Na Suíça, terra dos referendos, dois partidos não querem ver o seu país transformado na terra dos minaretes. O culminar de um debate - mais polémica do que debate - iniciado há mais de um ano é o referendo de hoje, onde a todos os suíços será perguntado se querem que a frase "A construção de minaretes é proibida" seja acrescentada ao Artigo 72 da Constituição.
As sondagens antecipam a vitória do "não", mas o "sim" ganhou algum terreno: em Outubro, 34 por cento dos interrogados pelo instituto Angus Reid diziam ir votar "sim", agora são 37 por cento. O "não" mantém-se nos 53 por cento e os indecisos diminuíram de 13 para dez por cento.
Mesmo que o "sim" vença, será difícil concretizar esta proibição, obviamente discriminatória. As possibilidades de recurso são muitas, do Tribunal Federal para a Discriminação, ao Tribunal de Estrasburgo, lembra Stéphane Lathion, chefe do Grupo de Investigadores do Islão na Suíça (GRIS) e director do curso Islão, Muçulmanos e Sociedade Civil.
Em causa não está a proibição de símbolos religiosos no espaço público ou a interdição de torres altas. Apenas e só a das torres das mesquitas a partir das quais os muçulmanos são tradicionalmente chamados à oração - chamamento que não se ouve fora dos muros das mesquitas suíças nem na maioria dos países europeus, incluindo Portugal.
O mais provável é então a derrota do "sim". A vitória vai medir-se de outra forma. "As reacções negativas dependem da percentagem. Mais de 40 por cento será um sucesso para os promotores. "Perdemos, mas vejam, os suíços têm medo, e nós vamos ficar vigilantes"", dirão, explicou Lathion numa entrevista ao PÚBLICO.

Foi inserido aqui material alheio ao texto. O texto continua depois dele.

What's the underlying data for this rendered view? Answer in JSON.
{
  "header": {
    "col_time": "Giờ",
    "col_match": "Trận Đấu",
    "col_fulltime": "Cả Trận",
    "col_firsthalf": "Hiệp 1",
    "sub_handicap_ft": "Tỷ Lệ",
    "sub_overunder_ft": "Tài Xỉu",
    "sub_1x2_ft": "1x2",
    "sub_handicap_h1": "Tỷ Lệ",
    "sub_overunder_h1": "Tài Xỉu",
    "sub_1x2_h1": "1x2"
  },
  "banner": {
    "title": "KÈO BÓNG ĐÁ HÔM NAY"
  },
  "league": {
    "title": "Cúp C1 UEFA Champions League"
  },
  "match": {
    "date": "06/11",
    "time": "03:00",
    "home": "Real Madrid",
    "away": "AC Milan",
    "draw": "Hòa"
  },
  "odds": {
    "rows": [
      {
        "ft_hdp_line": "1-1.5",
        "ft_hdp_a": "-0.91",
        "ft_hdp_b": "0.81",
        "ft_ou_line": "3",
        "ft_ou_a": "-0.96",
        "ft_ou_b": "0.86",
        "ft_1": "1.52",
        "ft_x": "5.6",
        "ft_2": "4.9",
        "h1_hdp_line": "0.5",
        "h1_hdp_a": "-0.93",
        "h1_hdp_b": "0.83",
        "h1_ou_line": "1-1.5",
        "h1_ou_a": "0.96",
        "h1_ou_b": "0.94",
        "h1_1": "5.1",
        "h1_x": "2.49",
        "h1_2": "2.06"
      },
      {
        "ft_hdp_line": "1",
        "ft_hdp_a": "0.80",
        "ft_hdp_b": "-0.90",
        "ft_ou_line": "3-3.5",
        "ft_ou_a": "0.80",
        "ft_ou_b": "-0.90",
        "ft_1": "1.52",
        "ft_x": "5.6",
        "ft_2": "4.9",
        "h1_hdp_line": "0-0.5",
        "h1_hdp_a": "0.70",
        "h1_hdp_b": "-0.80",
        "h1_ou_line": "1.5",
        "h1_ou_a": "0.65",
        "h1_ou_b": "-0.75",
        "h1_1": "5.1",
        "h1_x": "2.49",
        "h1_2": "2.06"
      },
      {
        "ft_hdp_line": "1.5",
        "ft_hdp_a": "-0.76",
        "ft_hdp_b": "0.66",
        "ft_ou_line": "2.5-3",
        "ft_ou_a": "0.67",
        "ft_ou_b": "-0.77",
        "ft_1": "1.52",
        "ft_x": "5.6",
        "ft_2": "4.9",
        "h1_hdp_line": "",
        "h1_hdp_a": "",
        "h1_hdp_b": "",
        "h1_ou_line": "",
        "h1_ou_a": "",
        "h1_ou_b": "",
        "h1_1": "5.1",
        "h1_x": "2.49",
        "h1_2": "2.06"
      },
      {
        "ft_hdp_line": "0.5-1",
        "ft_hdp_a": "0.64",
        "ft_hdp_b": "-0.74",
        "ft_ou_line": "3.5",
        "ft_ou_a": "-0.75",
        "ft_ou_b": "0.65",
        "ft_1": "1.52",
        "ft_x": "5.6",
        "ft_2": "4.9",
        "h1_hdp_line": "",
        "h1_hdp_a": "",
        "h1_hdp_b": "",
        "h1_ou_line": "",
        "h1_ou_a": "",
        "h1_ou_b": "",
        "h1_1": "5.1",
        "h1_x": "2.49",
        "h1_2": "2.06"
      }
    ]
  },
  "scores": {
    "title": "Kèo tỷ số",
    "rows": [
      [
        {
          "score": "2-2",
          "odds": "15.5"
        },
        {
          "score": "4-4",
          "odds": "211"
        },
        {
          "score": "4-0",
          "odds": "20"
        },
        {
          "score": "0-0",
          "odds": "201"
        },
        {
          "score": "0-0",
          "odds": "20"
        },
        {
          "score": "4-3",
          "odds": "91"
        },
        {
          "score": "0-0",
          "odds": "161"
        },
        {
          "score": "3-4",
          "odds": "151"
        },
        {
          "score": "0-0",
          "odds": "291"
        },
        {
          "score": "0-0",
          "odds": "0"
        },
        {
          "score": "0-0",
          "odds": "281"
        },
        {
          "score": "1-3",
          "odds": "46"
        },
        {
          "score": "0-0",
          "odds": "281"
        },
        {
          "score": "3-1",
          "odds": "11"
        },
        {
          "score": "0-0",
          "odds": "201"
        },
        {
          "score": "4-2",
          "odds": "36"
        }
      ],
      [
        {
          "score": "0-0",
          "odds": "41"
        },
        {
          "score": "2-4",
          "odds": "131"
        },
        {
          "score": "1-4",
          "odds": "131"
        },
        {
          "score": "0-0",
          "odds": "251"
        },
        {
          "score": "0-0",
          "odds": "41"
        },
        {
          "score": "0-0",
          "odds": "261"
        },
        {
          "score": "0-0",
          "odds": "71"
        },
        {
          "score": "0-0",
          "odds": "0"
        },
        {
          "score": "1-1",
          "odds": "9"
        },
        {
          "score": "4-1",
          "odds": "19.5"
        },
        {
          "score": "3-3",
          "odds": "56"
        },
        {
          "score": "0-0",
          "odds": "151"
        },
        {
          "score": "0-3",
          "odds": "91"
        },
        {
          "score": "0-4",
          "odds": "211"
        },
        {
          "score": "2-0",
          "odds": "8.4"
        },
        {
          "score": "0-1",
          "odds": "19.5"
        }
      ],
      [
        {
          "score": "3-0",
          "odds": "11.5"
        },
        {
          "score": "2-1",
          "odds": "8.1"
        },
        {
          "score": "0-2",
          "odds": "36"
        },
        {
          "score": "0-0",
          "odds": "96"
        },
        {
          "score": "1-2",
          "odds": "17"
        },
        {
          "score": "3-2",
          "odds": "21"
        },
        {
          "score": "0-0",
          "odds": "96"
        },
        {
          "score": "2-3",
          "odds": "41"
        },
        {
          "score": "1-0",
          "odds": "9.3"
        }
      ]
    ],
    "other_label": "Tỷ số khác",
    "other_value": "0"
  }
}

Ninguém duvida que em causa estão medos. E se alguém duvidasse, bastava espreitar a campanha.
Minaret Attack
A questão começou por ser local: os muçulmanos de uma pequena cidade, Langenthal, no cantão de Berna, entusiasmaram-se com a construção de um belo templo sikh e pediram para construir uma mesquita com um minarete de nove metros. A sua causa recebeu desde logo a bênção do partido UDC (evangélicos fundamentalistas). Mas foi o Partido do Povo Suíço (SVP), o grupo ultraconversador que nas eleições de 2007 chegou aos 29 por cento, que a fez nacional.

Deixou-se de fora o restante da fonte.